When it comes to dating apps, there seems to be no end in sight. Just when you think you've found the right one, another one comes along promising even better matches, better results, and for those who are looking for it, true love.


Dating apps are big business. In the US alone, they made a whopping $602 million in 2020, with projections of making $755 million by 2024, via Statista. And they make those bucks off the 44.2 million users, a number that's estimated to reach 53.3 million by the year 2025, via Statista.

If that many people are using dating apps, then it's safe to assume there's an app for everyone out there. Farmers Only, anyone?

One app that's become popular in the last few years is Happn. Happn takes that missed connection concept and digitalizes it, because it shows you who you've passed throughout the day. So if you pass some cutie patootie on your way to work, but didn't have the nerve to go up to them, with Happn (if they have it too), they'll pop up because you've crossed paths, via Mashable.


But like all dating apps, it's not perfect and not everyone loves it.

It could lead to stalking

While Happn is great because it lets you see whose paths you've crossed, if you keep crossing paths with the same person on the same street over and over again, it can become pretty easy to deduce where they live, via The Courier Mail. If this happens, then there could be a serious stalking issue.

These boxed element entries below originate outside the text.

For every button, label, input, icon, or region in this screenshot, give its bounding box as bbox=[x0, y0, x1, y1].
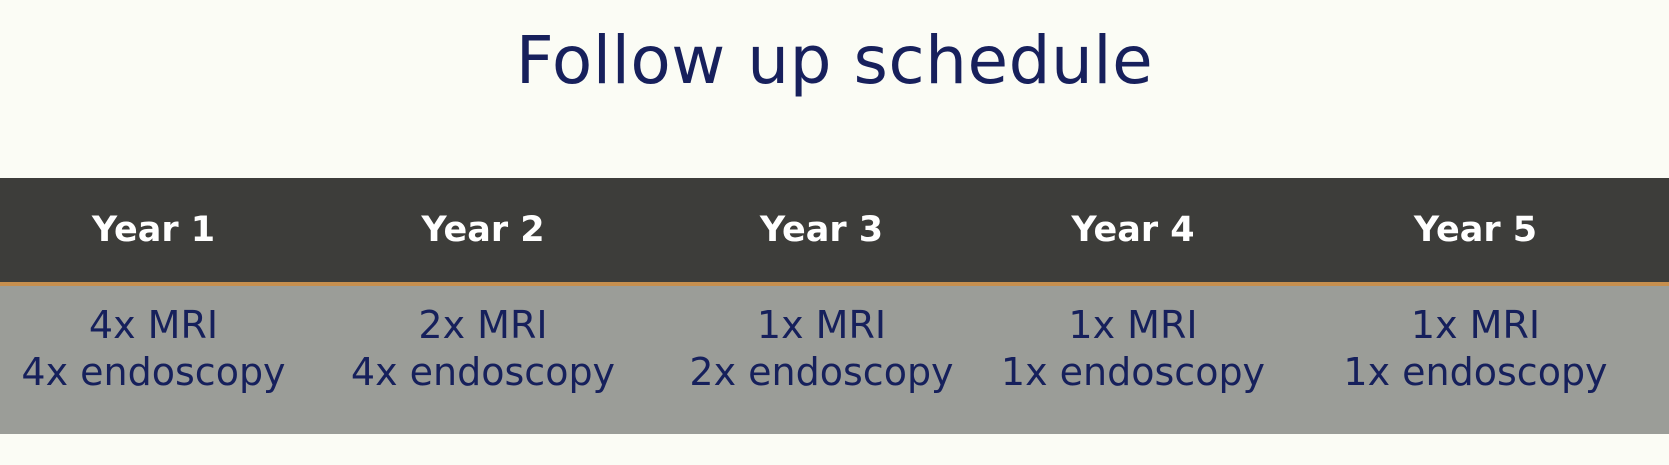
cell-year-1: 4x MRI 4x endoscopy bbox=[0, 284, 307, 434]
mri-count-year-5: 1x MRI bbox=[1286, 302, 1665, 349]
table-row: 4x MRI 4x endoscopy 2x MRI 4x endoscopy … bbox=[0, 284, 1669, 434]
endoscopy-count-year-2: 4x endoscopy bbox=[311, 349, 655, 396]
table-body: 4x MRI 4x endoscopy 2x MRI 4x endoscopy … bbox=[0, 284, 1669, 434]
column-header-year-5: Year 5 bbox=[1282, 178, 1669, 284]
table-header: Year 1 Year 2 Year 3 Year 4 Year 5 bbox=[0, 178, 1669, 284]
follow-up-schedule-table: Year 1 Year 2 Year 3 Year 4 Year 5 4x MR… bbox=[0, 178, 1669, 434]
endoscopy-count-year-1: 4x endoscopy bbox=[4, 349, 303, 396]
mri-count-year-2: 2x MRI bbox=[311, 302, 655, 349]
mri-count-year-1: 4x MRI bbox=[4, 302, 303, 349]
title-container: Follow up schedule bbox=[0, 6, 1669, 116]
column-header-year-3: Year 3 bbox=[659, 178, 984, 284]
column-header-year-2: Year 2 bbox=[307, 178, 659, 284]
cell-year-5: 1x MRI 1x endoscopy bbox=[1282, 284, 1669, 434]
cell-year-2: 2x MRI 4x endoscopy bbox=[307, 284, 659, 434]
endoscopy-count-year-4: 1x endoscopy bbox=[988, 349, 1278, 396]
mri-count-year-4: 1x MRI bbox=[988, 302, 1278, 349]
slide-canvas: Follow up schedule Year 1 Year 2 Year 3 … bbox=[0, 0, 1669, 465]
cell-content-year-2: 2x MRI 4x endoscopy bbox=[311, 286, 655, 396]
cell-year-4: 1x MRI 1x endoscopy bbox=[984, 284, 1282, 434]
cell-year-3: 1x MRI 2x endoscopy bbox=[659, 284, 984, 434]
cell-content-year-3: 1x MRI 2x endoscopy bbox=[663, 286, 980, 396]
table-header-row: Year 1 Year 2 Year 3 Year 4 Year 5 bbox=[0, 178, 1669, 284]
page-title: Follow up schedule bbox=[516, 28, 1153, 94]
cell-content-year-5: 1x MRI 1x endoscopy bbox=[1286, 286, 1665, 396]
cell-content-year-1: 4x MRI 4x endoscopy bbox=[4, 286, 303, 396]
endoscopy-count-year-3: 2x endoscopy bbox=[663, 349, 980, 396]
endoscopy-count-year-5: 1x endoscopy bbox=[1286, 349, 1665, 396]
column-header-year-4: Year 4 bbox=[984, 178, 1282, 284]
cell-content-year-4: 1x MRI 1x endoscopy bbox=[988, 286, 1278, 396]
mri-count-year-3: 1x MRI bbox=[663, 302, 980, 349]
column-header-year-1: Year 1 bbox=[0, 178, 307, 284]
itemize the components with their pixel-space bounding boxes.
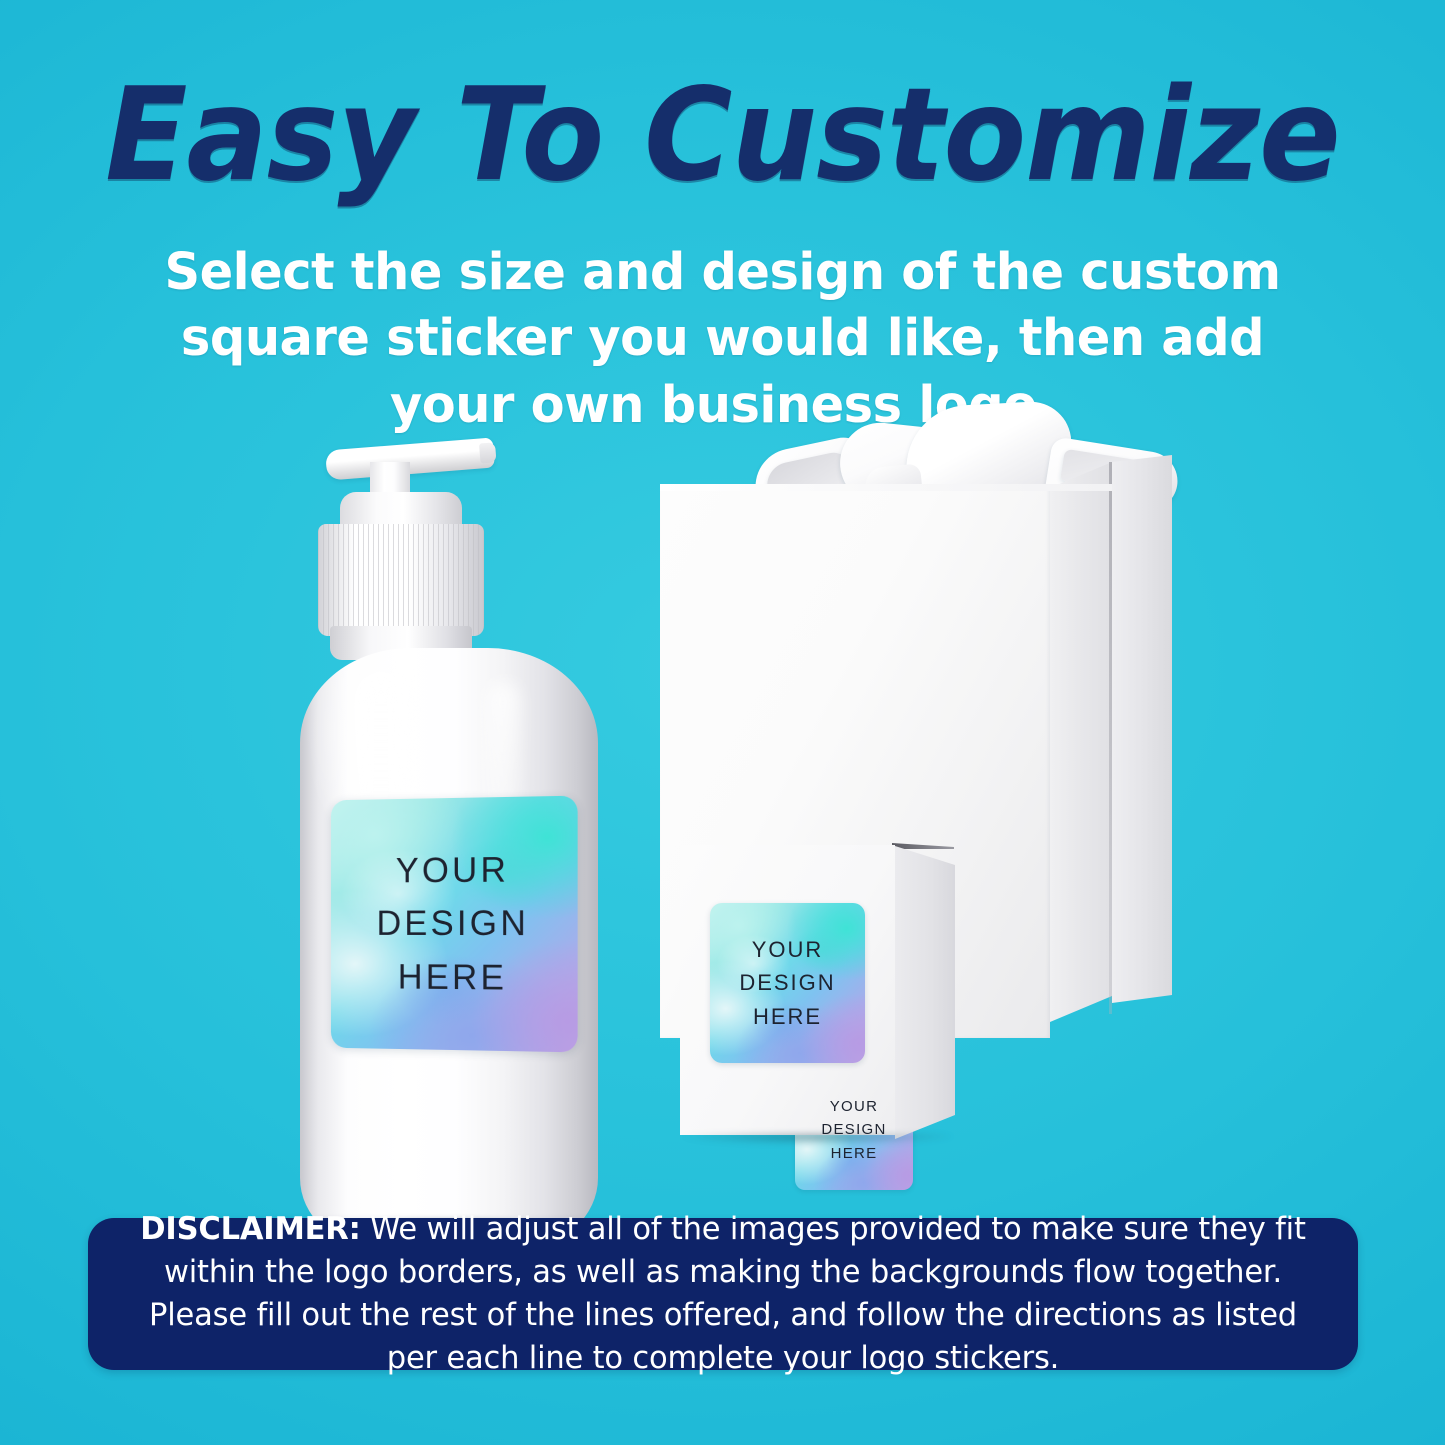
sticker-label-medium: YOUR DESIGN HERE — [710, 903, 865, 1063]
sticker-line-2: DESIGN — [739, 966, 835, 999]
sticker-line-1: YOUR — [752, 933, 824, 966]
page-title: Easy To Customize — [43, 72, 1401, 200]
gift-box-side-panel — [1050, 462, 1112, 1022]
gift-box-seam — [1109, 462, 1112, 1014]
product-mockup-scene: YOUR DESIGN HERE — [0, 380, 1445, 1200]
sticker-label-large: YOUR DESIGN HERE — [331, 796, 578, 1053]
sticker-line-3: HERE — [753, 1000, 822, 1033]
sticker-label-small: YOUR DESIGN HERE — [795, 1070, 913, 1190]
sticker-line-2: DESIGN — [821, 1118, 886, 1141]
sticker-line-3: HERE — [398, 950, 507, 1004]
promo-banner: Easy To Customize Select the size and de… — [0, 0, 1445, 1445]
sticker-text-small: YOUR DESIGN HERE — [795, 1070, 913, 1190]
pump-nozzle-icon — [325, 437, 495, 480]
sticker-text-large: YOUR DESIGN HERE — [331, 796, 578, 1053]
sticker-line-2: DESIGN — [377, 897, 530, 951]
pump-ribbed-collar — [318, 524, 484, 636]
disclaimer-label: DISCLAIMER: — [140, 1211, 360, 1247]
sticker-text-medium: YOUR DESIGN HERE — [710, 903, 865, 1063]
gift-box-back-panel — [1112, 455, 1172, 1021]
disclaimer-text: DISCLAIMER: We will adjust all of the im… — [98, 1208, 1349, 1379]
sticker-line-3: HERE — [831, 1142, 878, 1165]
sticker-line-1: YOUR — [830, 1095, 879, 1118]
gift-box-lid-edge — [660, 484, 1112, 491]
disclaimer-banner: DISCLAIMER: We will adjust all of the im… — [88, 1218, 1358, 1370]
sticker-line-1: YOUR — [396, 844, 509, 898]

"Tinder uses location when it shows you that the person is five or 10km away but that's not like this where it is tracking movement — this is particularly creepy," police officer for 27 years turned cyber safety expert Susan McLean tells The Courier Mail. "It's dangerous and absolutely has a huge potential to become an issue. There are just so many ways in which this can be ­misused."

Although one would like to hope that no one would open their door to a stranger, if that stranger is a 6'4" tall man clocking in at 250 pounds, and he's pushing himself inside the home of a woman who doesn't have that height and weight on her side, it can be really scary. And, as McLean points out "dangerous."

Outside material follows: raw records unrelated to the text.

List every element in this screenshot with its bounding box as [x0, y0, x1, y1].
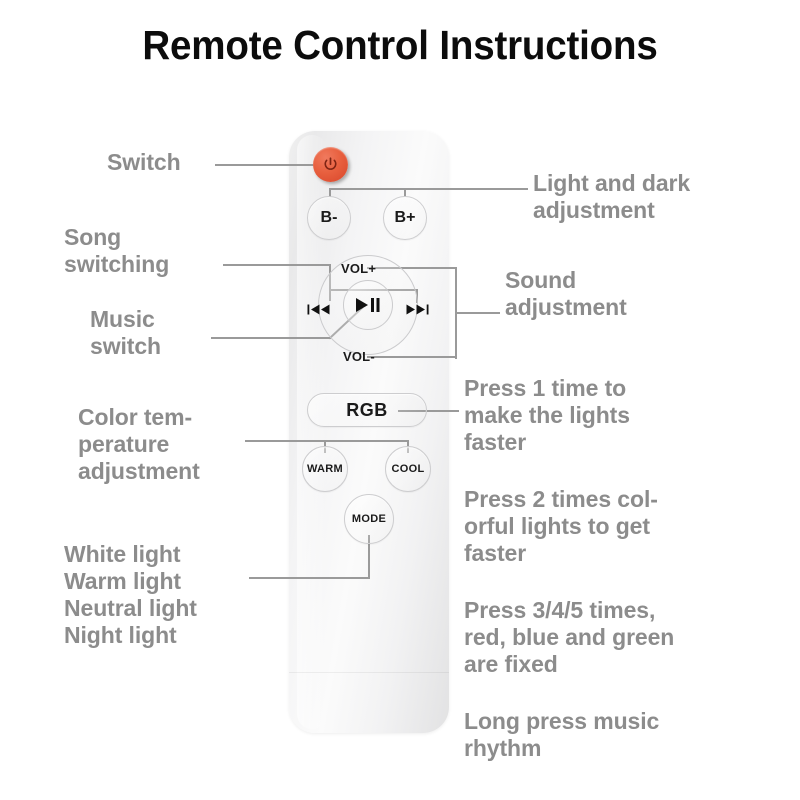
rgb-button[interactable]: RGB — [307, 393, 427, 427]
remote-seam-line — [289, 672, 449, 673]
callout-switch: Switch — [107, 149, 181, 176]
volume-down-button[interactable]: VOL- — [343, 349, 375, 364]
callout-press-2-times: Press 2 times col- orful lights to get f… — [464, 486, 658, 567]
cool-label: COOL — [392, 463, 425, 475]
callout-song-switching: Song switching — [64, 224, 169, 278]
callout-press-1-time: Press 1 time to make the lights faster — [464, 375, 630, 456]
callout-light-modes: White light Warm light Neutral light Nig… — [64, 541, 197, 649]
mode-button[interactable]: MODE — [344, 494, 394, 544]
page-title: Remote Control Instructions — [24, 22, 776, 69]
callout-press-3-4-5-times: Press 3/4/5 times, red, blue and green a… — [464, 597, 674, 678]
instruction-diagram: Remote Control Instructions — [0, 0, 800, 800]
brightness-down-button[interactable]: B- — [307, 196, 351, 240]
callout-sound-adjustment: Sound adjustment — [505, 267, 627, 321]
power-button[interactable] — [313, 147, 348, 182]
warm-button[interactable]: WARM — [302, 446, 348, 492]
brightness-down-label: B- — [321, 209, 338, 227]
cool-button[interactable]: COOL — [385, 446, 431, 492]
callout-light-and-dark-adjustment: Light and dark adjustment — [533, 170, 690, 224]
callout-long-press-music: Long press music rhythm — [464, 708, 659, 762]
power-icon — [322, 156, 339, 173]
next-track-icon[interactable] — [405, 303, 429, 316]
brightness-up-button[interactable]: B+ — [383, 196, 427, 240]
warm-label: WARM — [307, 463, 343, 475]
previous-track-icon[interactable] — [307, 303, 331, 316]
callout-color-temperature-adjustment: Color tem- perature adjustment — [78, 404, 200, 485]
brightness-up-label: B+ — [395, 209, 416, 227]
volume-up-button[interactable]: VOL+ — [341, 261, 376, 276]
rgb-label: RGB — [346, 400, 388, 421]
mode-label: MODE — [352, 513, 386, 525]
callout-music-switch: Music switch — [90, 306, 161, 360]
play-pause-icon[interactable] — [355, 297, 381, 313]
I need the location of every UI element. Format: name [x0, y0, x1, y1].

It can put you in an awkward situation

In addition to someone possibly finding out where you live, Happn shows you who's near you at that very moment. Like, really near you — as in, say, 800 feet away, via VPN Overview.

"Happn uses hyper-location and works in real time," Happn founder Didier Rappaport tells Business Insider UK.


You could be at the bar with your friends, checking out Happn, when you discover that someone is in the same bar as you and they recognize you from the app and they approach you! Suddenly, a Friday night out with your friends becomes an evening of dodging someone you wouldn't have "hearted" in the first place.

To avoid such situations, you can turn off your location or use a fake location app so your exact whereabouts are protected.

In theory, Happn does have a level of romance. Crossing paths with someone who might be the one has all the makings of a Nora Ephron type rom-com. But it could be dangerous — but all dating apps can be. Tinder has been used more than a few times by predators to rape and kill people, via The New York Times.


Ultimately, no matter if you're on Happn, Tinder, Bumble, or any of the other dating apps, it comes down to taking measures that keep you safe, being aware of your surroundings, and recognizing you may not fully know the person you're going on a date with. Be careful!